Diamond Shapes

Round Brilliant

The Round Brilliant cut diamond is by far the most popular diamond shape in the New Zealand market.

  • Round Brilliants are the most optically efficient of all diamond shapes due to the shape and defined proportions that yield the most brilliance.
  • In 1919 Marcel Tolkowsky defined the parameters which formed the basis of the Ideal or Excellent cut we have today.
  • Although there are no internationally recognised make parameters for round brilliants that have been accepted throughout the diamond and jewellery industry, the GIA, HRD and other diamond laboratories all have their own classifications of make.
  • diamonds.co.nz uses the Gemlab make grading parameters for round brilliants only. 

 

Princess

The Princess cut has become a very popular cut all over the world and now ranks as the second most popular diamond cut in the New Zealand market.

  • The Princess was developed in the 1970's as the Quadrillion.
  • Preferably square in shape, with corners on, the Princess can also be rectangular it is a modified Brilliant cut, usually with a minimum 57 facets (21 Crown Facets, 32 Pavilion Facets and 4 Girdle Facets).
  • Well made Princess cut diamonds show very good brilliance. Always try to buy Princess with some crown height as a lot of Princess can be very flat in the crown and have very large tables.

 

Cushion

The cushion cut is a square or rectangular diamond cut with rounded corners, somewhat resembling a pillow shape, hence the name.

  • It is a variation on the brilliant cut and cushions can come in different faceting patterns.
  • They tend to have good brilliance, but slightly less brilliance than round diamonds.
  • They usually have 58 facets, but some have more because there are a number of branded cushion cuts on the market
  • A popular shape in New Zealand due to it's antique appearance when mounted and a good shape for halo type designs. 

 

Pear

Well cut Pear shapes are beautiful looking diamonds. Demand in New Zealand is limited but has increased recently, especially in larger sizes. Pears make excellent ring and pendant stones and can visually appear much larger than their actual weight is.

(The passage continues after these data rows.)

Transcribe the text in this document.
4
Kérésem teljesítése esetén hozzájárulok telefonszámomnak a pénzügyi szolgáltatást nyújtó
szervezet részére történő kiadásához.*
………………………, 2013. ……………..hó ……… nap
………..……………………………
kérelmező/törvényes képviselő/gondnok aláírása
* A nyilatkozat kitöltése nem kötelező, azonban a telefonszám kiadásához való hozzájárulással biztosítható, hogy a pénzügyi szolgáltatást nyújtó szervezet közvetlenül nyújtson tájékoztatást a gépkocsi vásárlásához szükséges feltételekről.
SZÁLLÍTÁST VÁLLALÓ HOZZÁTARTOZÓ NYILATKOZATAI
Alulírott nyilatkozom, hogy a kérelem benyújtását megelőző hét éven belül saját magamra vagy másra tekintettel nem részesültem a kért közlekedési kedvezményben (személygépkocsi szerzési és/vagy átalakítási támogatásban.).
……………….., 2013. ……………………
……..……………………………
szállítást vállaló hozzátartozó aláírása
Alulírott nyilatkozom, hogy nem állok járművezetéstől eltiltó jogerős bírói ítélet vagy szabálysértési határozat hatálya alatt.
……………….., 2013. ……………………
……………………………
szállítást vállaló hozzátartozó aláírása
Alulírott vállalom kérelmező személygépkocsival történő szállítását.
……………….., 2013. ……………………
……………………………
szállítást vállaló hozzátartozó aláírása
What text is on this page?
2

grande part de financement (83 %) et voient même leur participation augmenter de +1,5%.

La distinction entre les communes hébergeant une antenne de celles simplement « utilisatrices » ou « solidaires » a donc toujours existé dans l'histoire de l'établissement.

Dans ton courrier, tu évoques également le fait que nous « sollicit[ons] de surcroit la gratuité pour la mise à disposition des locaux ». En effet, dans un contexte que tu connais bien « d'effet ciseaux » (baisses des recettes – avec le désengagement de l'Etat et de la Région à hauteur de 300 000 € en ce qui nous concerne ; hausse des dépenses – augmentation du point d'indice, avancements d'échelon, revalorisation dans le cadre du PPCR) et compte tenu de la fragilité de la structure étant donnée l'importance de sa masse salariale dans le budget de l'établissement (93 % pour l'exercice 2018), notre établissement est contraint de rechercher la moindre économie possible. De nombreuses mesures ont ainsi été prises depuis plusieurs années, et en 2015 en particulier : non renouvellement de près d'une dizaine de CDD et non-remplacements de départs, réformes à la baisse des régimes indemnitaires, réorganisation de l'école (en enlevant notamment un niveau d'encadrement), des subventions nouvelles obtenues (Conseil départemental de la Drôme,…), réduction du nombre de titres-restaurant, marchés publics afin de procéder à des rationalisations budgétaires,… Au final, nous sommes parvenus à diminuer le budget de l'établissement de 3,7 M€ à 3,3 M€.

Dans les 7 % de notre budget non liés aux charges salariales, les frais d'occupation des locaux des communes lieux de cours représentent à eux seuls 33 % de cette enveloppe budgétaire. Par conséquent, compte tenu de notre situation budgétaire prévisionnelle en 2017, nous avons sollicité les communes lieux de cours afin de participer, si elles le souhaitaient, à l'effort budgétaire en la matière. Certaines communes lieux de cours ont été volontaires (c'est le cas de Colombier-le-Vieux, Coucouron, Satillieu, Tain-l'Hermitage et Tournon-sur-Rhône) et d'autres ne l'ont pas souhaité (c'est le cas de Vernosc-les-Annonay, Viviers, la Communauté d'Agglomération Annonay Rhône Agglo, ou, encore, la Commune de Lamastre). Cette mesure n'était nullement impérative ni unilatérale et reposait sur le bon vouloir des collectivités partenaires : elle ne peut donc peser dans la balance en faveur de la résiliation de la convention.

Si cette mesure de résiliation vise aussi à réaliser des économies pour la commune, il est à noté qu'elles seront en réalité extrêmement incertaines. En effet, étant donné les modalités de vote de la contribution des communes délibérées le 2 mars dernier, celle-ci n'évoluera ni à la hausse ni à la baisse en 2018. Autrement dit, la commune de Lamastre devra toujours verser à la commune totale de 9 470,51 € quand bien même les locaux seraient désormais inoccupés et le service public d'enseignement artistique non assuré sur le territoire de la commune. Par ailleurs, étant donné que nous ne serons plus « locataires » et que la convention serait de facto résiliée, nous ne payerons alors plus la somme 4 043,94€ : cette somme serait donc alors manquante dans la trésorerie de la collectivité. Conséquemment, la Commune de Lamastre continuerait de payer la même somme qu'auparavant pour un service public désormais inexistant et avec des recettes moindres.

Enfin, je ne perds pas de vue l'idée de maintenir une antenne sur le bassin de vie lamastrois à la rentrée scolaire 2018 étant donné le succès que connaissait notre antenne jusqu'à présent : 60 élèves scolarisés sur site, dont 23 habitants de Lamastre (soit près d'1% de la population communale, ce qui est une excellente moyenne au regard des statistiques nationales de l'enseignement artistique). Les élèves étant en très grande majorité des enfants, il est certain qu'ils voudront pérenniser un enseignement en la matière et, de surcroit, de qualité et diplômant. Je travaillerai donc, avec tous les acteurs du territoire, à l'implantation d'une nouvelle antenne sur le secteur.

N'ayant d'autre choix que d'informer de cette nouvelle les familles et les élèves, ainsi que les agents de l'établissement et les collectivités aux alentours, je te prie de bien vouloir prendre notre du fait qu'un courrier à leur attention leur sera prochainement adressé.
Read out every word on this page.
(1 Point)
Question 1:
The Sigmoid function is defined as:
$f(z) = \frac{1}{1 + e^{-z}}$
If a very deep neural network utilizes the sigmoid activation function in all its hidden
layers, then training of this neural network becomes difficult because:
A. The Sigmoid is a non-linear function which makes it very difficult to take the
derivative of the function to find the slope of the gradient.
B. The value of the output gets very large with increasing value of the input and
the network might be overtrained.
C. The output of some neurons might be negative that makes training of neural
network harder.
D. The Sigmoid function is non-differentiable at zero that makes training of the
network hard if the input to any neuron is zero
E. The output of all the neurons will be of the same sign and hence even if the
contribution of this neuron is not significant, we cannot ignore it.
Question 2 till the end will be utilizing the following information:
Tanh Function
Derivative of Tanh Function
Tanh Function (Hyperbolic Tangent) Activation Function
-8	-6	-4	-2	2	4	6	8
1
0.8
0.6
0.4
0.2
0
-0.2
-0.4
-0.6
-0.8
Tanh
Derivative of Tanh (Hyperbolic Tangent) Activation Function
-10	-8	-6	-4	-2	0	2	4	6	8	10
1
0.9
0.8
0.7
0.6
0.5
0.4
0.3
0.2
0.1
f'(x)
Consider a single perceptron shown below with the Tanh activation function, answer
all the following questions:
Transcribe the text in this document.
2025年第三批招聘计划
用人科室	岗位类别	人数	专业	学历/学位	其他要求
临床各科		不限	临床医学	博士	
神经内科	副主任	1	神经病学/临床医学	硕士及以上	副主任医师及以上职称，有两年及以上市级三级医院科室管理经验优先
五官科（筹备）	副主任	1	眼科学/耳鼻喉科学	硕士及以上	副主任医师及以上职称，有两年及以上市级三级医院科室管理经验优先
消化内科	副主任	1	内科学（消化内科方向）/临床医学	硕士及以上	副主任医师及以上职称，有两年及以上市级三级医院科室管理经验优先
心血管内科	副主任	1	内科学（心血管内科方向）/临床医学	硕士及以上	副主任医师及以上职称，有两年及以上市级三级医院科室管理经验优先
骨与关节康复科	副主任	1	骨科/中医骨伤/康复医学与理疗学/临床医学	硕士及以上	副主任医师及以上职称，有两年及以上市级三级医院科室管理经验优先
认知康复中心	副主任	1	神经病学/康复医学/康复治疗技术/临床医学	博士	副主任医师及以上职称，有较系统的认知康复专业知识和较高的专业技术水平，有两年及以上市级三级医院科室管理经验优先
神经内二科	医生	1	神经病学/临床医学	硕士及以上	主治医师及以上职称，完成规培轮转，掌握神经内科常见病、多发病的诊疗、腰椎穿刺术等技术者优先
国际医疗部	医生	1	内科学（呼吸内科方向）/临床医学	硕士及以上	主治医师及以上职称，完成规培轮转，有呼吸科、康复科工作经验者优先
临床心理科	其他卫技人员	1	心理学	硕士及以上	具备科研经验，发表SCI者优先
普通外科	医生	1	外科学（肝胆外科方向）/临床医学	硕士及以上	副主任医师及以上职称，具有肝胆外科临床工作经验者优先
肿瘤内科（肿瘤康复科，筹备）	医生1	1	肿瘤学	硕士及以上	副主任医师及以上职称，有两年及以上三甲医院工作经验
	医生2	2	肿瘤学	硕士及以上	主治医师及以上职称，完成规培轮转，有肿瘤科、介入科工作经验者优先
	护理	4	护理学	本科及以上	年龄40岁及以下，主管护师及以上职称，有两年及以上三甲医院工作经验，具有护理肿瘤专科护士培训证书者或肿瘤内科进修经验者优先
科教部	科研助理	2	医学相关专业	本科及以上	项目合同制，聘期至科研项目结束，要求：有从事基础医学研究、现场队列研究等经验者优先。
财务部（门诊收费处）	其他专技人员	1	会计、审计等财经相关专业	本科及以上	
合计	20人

  • Pears should have similar proportions to round diamonds, especially in table %, crown height and pavilion depth percentages.
  • Symmetry is very important in Pears.
  • Length to width ratio should be around 1.5:1.0
  • Very suitable as ring and pendant diamonds. Also used as shoulder stones in matched pairs.

 

Marquise

The Marquise cut is an elongated boat-shaped cut with curbing sides and pointed ends. The Marquise is believed to be named after the Marquise de Pompadour, a mistress of King Louis XV of France. Marquise are gaining in popularity in the New Zealand market.

  • Developed in France in the 18th Century.
  • Length to width ratio is ideally 2:1 but personal preference can see demand for longer thinner stones, or shorter wider stones.
  • Symmetry is very important and Marquise can tend to display the "bow-tie" effect in the middle of the stone if they have been cut too deep.

 

Emerald

The Emerald cut is popular in New Zealand due to it being a classic diamond cut, rectangular or square step cut with diagonally cut corners.

  • Emerald cuts are the most popular of the rectangular shapes, although because of the popularity of Princess cuts, square emeralds are in demand.
  • Length to width ratios should be around 1.5:1.0, but again personal preference can prevail.
  • In the New Zealand market, VS and SI clarities are the most popular, as lower clarities in Emerald cuts are very visible due to the step cut.
  • Emerald cut diamonds need to be cleaned regularly to ensure their best appearance.

 

Radiant

The Radiant cut is the proprietary name for a rectangular or square brilliant cut with 70 facets. The Radiant has gained in popularity in the New Zealand market due to its combination of the classic emerald shape and the brilliance of the round brilliant.

  • The Radiant cut was developed by Henry Grossbard in 1977.
  • Normally rectangular in shape but also popular in square.
  • Be wary of Radiants that are cut too deep and have very thick girdles.

 

Oval

The Oval is a brilliant cut diamond that can display brilliance very similar to a round stone. Ovals are quite popular in the New Zealand market especially in larger sizes.

  • Oval as with Pears should have similar proportions as a round diamond, especially in table %, crown height % and pavilion depth %.
  • Length to width ratios should be around 1.5:1 but personal preference can prevail.
  • Symmetry is important and the corners (or shoulders) should be nicely rounded to give the classic oval shape.

 

Heart

The Heart shape is the most romantic of the diamond shapes. This shape is one of the most difficult for diamond cutters to cut due to its complex shape. Basically it is a Pear shape with a cleft in the rounded end.

  • Symmetry is a major consideration for this shape.
  • Length to width ratios should ideally be 1.0:1.0
  • High shoulders and a triangular outline are not desirable.